Die sachlich auftretenden Leitdifferenzen der Systemtheorie
werden als figurative Effekte oder performative Inszenierungen
erkannt, und Fuchs konstatiert ein "Verschwimmen der
Unterscheidung". Ob er nun Teresa von Ávila liest oder Rilke, es
geht ihm stets um den Nachweis, dass im Text eine "Verdrehung
oder Verschiebung an oder mit der Innen/Außen-Unterscheidung
geschieht", ja dass womöglich "alle Unterscheidung wegfällt"
in
einem "Sein ohne Differenz". Fuchs nennt dies eine
nichteuklidische, nichtcartesische "Soziologie", obwohl es doch
wohl eher ein Sprachspiel ist, das auch soziologische Texte liest.

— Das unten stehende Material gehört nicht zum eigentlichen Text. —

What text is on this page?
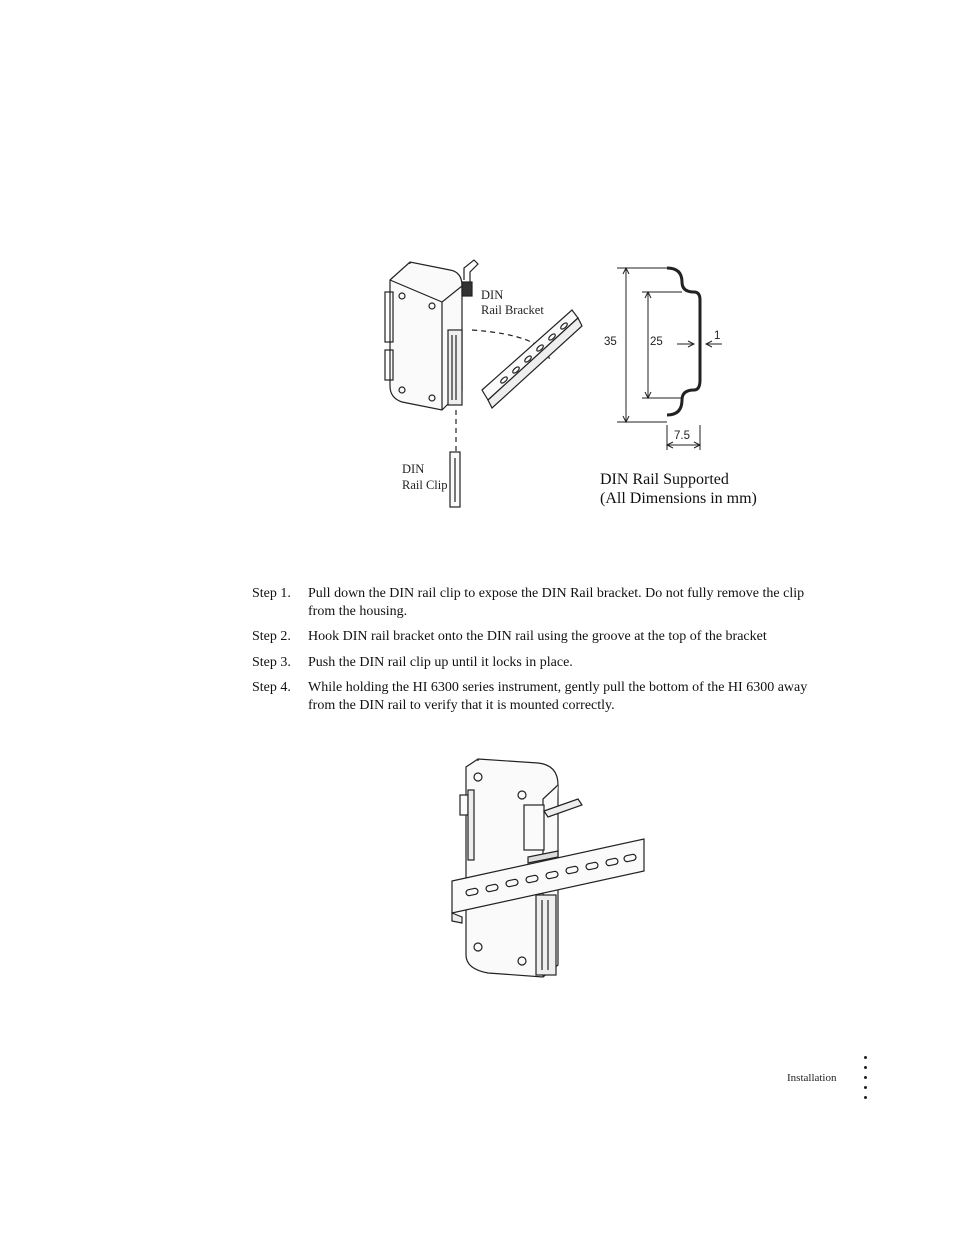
DIN
Rail Bracket
DIN
Rail Clip
35	25	1
7.5
DIN Rail Supported
(All Dimensions in mm)
Step 1.	Pull down the DIN rail clip to expose the DIN Rail bracket. Do not fully remove the clip from the housing.
Step 2.	Hook DIN rail bracket onto the DIN rail using the groove at the top of the bracket
Step 3.	Push the DIN rail clip up until it locks in place.
Step 4.	While holding the HI 6300 series instrument, gently pull the bottom of the HI 6300 away from the DIN rail to verify that it is mounted correctly.
Installation
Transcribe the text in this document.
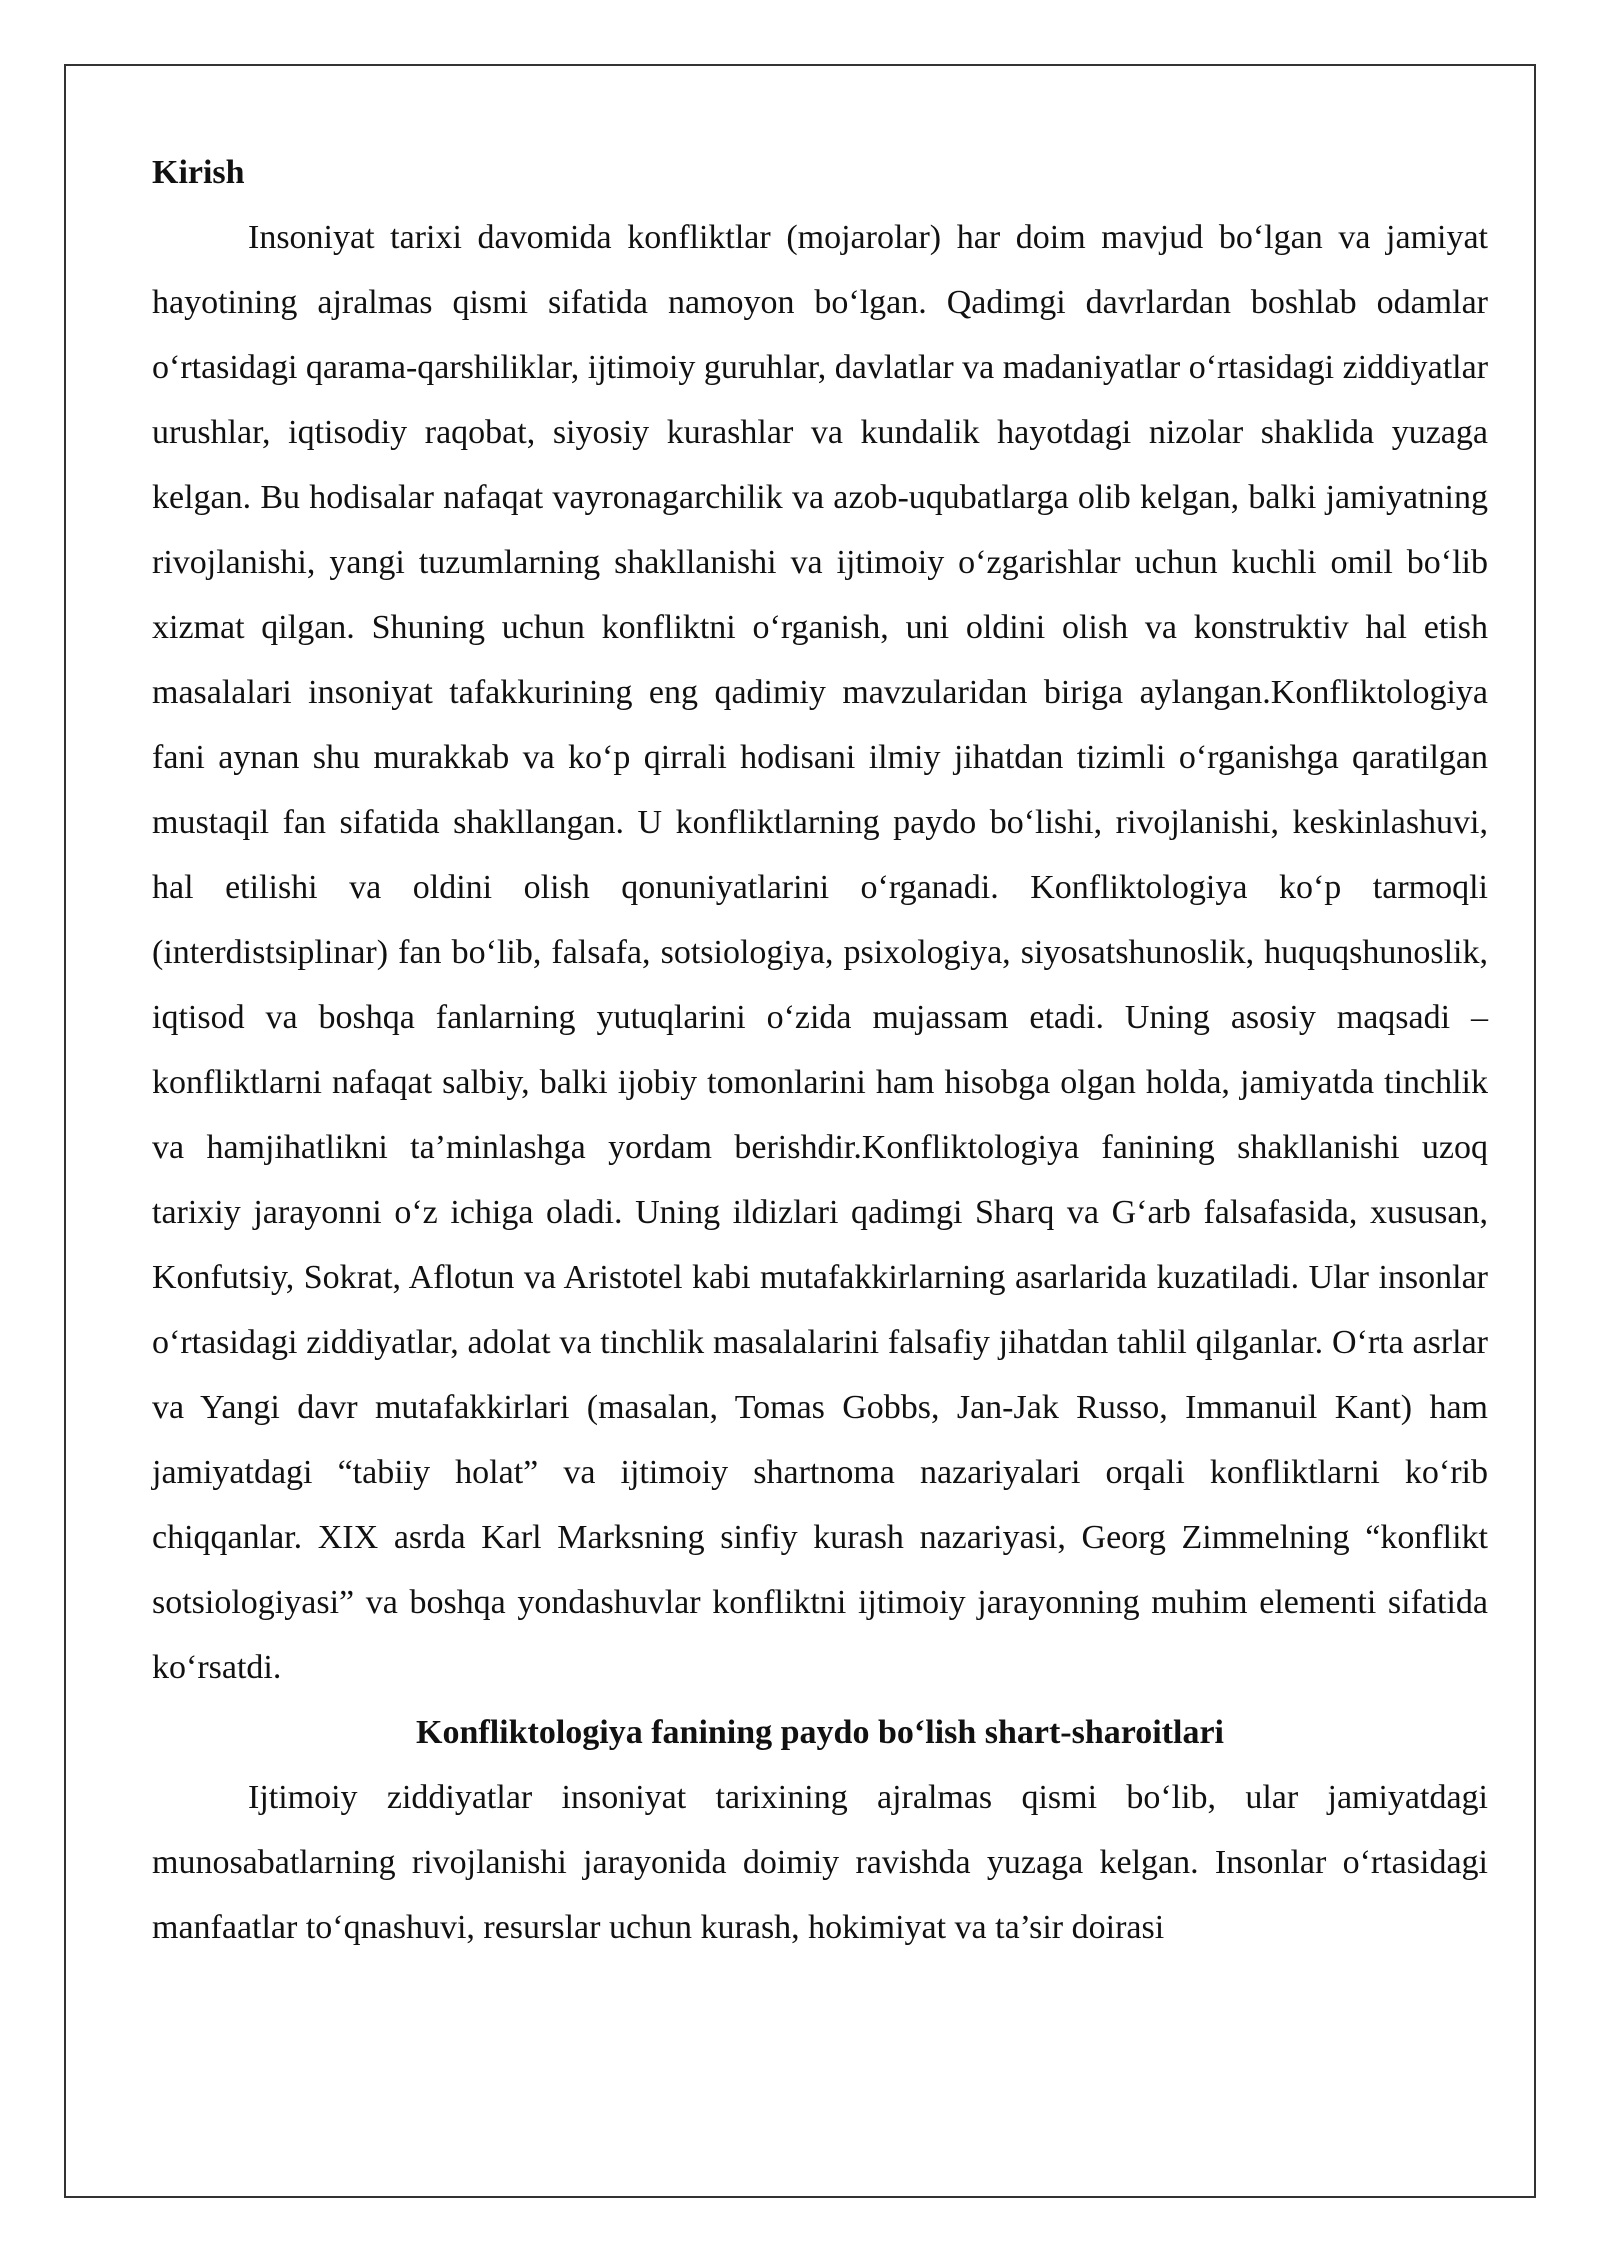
Kirish

Insoniyat tarixi davomida konfliktlar (mojarolar) har doim mavjud bo‘lgan va jamiyat hayotining ajralmas qismi sifatida namoyon bo‘lgan. Qadimgi davrlardan boshlab odamlar o‘rtasidagi qarama-qarshiliklar, ijtimoiy guruhlar, davlatlar va madaniyatlar o‘rtasidagi ziddiyatlar urushlar, iqtisodiy raqobat, siyosiy kurashlar va kundalik hayotdagi nizolar shaklida yuzaga kelgan. Bu hodisalar nafaqat vayronagarchilik va azob-uqubatlarga olib kelgan, balki jamiyatning rivojlanishi, yangi tuzumlarning shakllanishi va ijtimoiy o‘zgarishlar uchun kuchli omil bo‘lib xizmat qilgan. Shuning uchun konfliktni o‘rganish, uni oldini olish va konstruktiv hal etish masalalari insoniyat tafakkurining eng qadimiy mavzularidan biriga aylangan.Konfliktologiya fani aynan shu murakkab va ko‘p qirrali hodisani ilmiy jihatdan tizimli o‘rganishga qaratilgan mustaqil fan sifatida shakllangan. U konfliktlarning paydo bo‘lishi, rivojlanishi, keskinlashuvi, hal etilishi va oldini olish qonuniyatlarini o‘rganadi. Konfliktologiya ko‘p tarmoqli (interdistsiplinar) fan bo‘lib, falsafa, sotsiologiya, psixologiya, siyosatshunoslik, huquqshunoslik, iqtisod va boshqa fanlarning yutuqlarini o‘zida mujassam etadi. Uning asosiy maqsadi – konfliktlarni nafaqat salbiy, balki ijobiy tomonlarini ham hisobga olgan holda, jamiyatda tinchlik va hamjihatlikni ta’minlashga yordam berishdir.Konfliktologiya fanining shakllanishi uzoq tarixiy jarayonni o‘z ichiga oladi. Uning ildizlari qadimgi Sharq va G‘arb falsafasida, xususan, Konfutsiy, Sokrat, Aflotun va Aristotel kabi mutafakkirlarning asarlarida kuzatiladi. Ular insonlar o‘rtasidagi ziddiyatlar, adolat va tinchlik masalalarini falsafiy jihatdan tahlil qilganlar. O‘rta asrlar va Yangi davr mutafakkirlari (masalan, Tomas Gobbs, Jan-Jak Russo, Immanuil Kant) ham jamiyatdagi “tabiiy holat” va ijtimoiy shartnoma nazariyalari orqali konfliktlarni ko‘rib chiqqanlar. XIX asrda Karl Marksning sinfiy kurash nazariyasi, Georg Zimmelning “konflikt sotsiologiyasi” va boshqa yondashuvlar konfliktni ijtimoiy jarayonning muhim elementi sifatida ko‘rsatdi.

Konfliktologiya fanining paydo bo‘lish shart-sharoitlari

Ijtimoiy ziddiyatlar insoniyat tarixining ajralmas qismi bo‘lib, ular jamiyatdagi munosabatlarning rivojlanishi jarayonida doimiy ravishda yuzaga kelgan. Insonlar o‘rtasidagi manfaatlar to‘qnashuvi, resurslar uchun kurash, hokimiyat va ta’sir doirasi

Die Differenzierungen "System/Umwelt, Innen/Außen" werden
als "Hypostasierungen" oder als "Ausblenden nicht-cartesischer
Komplexität" entlarvt, um schließlich den "Begriff
Differenzierung" selbst derart zu dekonstruieren, dass man sagen
muss, nicht die Differenz, sondern die différance "etabliert das
Differentielle". Fuchs kann nun schreiben, dass "Theorien des
Typs, der sich hier betreibt, aller Ontologie abgeschworen
haben". Wie die Dekonstruktion in Yeats Gedicht betreibt sich
die dekonstruierte Systemtheorie selbst, also ohne etwas oder
jemanden, dem man die Unterscheidungen zurechnen kann.

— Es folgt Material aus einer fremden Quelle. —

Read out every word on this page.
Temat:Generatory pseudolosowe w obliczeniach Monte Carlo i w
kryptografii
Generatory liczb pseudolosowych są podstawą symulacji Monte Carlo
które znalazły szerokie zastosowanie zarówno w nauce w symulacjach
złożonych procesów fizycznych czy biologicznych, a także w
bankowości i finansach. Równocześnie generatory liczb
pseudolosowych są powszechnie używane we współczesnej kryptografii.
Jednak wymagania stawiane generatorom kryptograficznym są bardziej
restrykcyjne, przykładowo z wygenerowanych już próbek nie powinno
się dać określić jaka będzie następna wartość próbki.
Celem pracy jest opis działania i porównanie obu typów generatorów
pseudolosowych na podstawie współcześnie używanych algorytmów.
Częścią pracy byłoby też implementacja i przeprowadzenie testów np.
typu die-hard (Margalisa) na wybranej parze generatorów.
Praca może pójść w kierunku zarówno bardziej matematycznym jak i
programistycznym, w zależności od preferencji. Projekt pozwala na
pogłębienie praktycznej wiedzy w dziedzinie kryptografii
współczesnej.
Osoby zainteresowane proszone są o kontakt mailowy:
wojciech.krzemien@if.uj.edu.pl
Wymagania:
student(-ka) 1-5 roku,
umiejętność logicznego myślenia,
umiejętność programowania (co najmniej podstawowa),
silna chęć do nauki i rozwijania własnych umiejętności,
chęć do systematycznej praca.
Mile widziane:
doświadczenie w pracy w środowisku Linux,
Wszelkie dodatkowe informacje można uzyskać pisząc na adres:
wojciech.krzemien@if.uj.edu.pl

Die, wie Fuchs empört feststellt, "offenbar nicht auszurottende
Gepflogenheit, einen Täter von Taten, ein Selbst des
Bewusstseins, einen Unterscheider oder Operateur zu
unterstellen", ist nun doch ausgemerzt worden, denn die Theorie
betreibt sich ja selbst. Konsequent wird all das, was bei
Luhmann ein Beobachter gewesen ist, dem die Unterscheidungen
seiner Beobachtungen zuzurechnen waren, durchgestrichen:
Gesellschaft, Kommunikation, System. (Wir möchten hier
Microsoft für die Leichtigkeit danken, mit der uns diese
Durchstreichungen gelingen.)
Wenn die Soziologie ein Teil der Gesellschaft ist, und was sollte
sie sonst sein, dann folgt daraus, dass sie in ihrem
Beobachtungsbereich selbst enthalten ist. Dies ist nicht
selbstverständlich, schließlich sind Botaniker keine Bäume,
die
Beschreibung der Gesellschaft ist jedoch Teil der Gesellschaft.
Jede soziologische Operation ist eine Kommunikation - und
mithin Teil ihres Objektbereichs. Dieses Verhältnis hat Luhmann
in dem Titel seines Opus magnum "Die Gesellschaft der
Gesellschaft" ausgestellt. Seine Gesellschaftstheorie macht das
"Angebot einer Beschreibung der Gesellschaft in der
Gesellschaft", also nicht von einer Außenperspektive auf die
Gesellschaft, sondern als ihr Teil.
Aus der daraus resultierenden Kontingenz der Beschreibungen
folgt für Luhmann aber nicht, man müsse auf zurechenbare,
methodisch kontrollierte Aussagen verzichten, vielmehr müssten
sie als wissenschaftliche Kommunikation die "Konkurrenz"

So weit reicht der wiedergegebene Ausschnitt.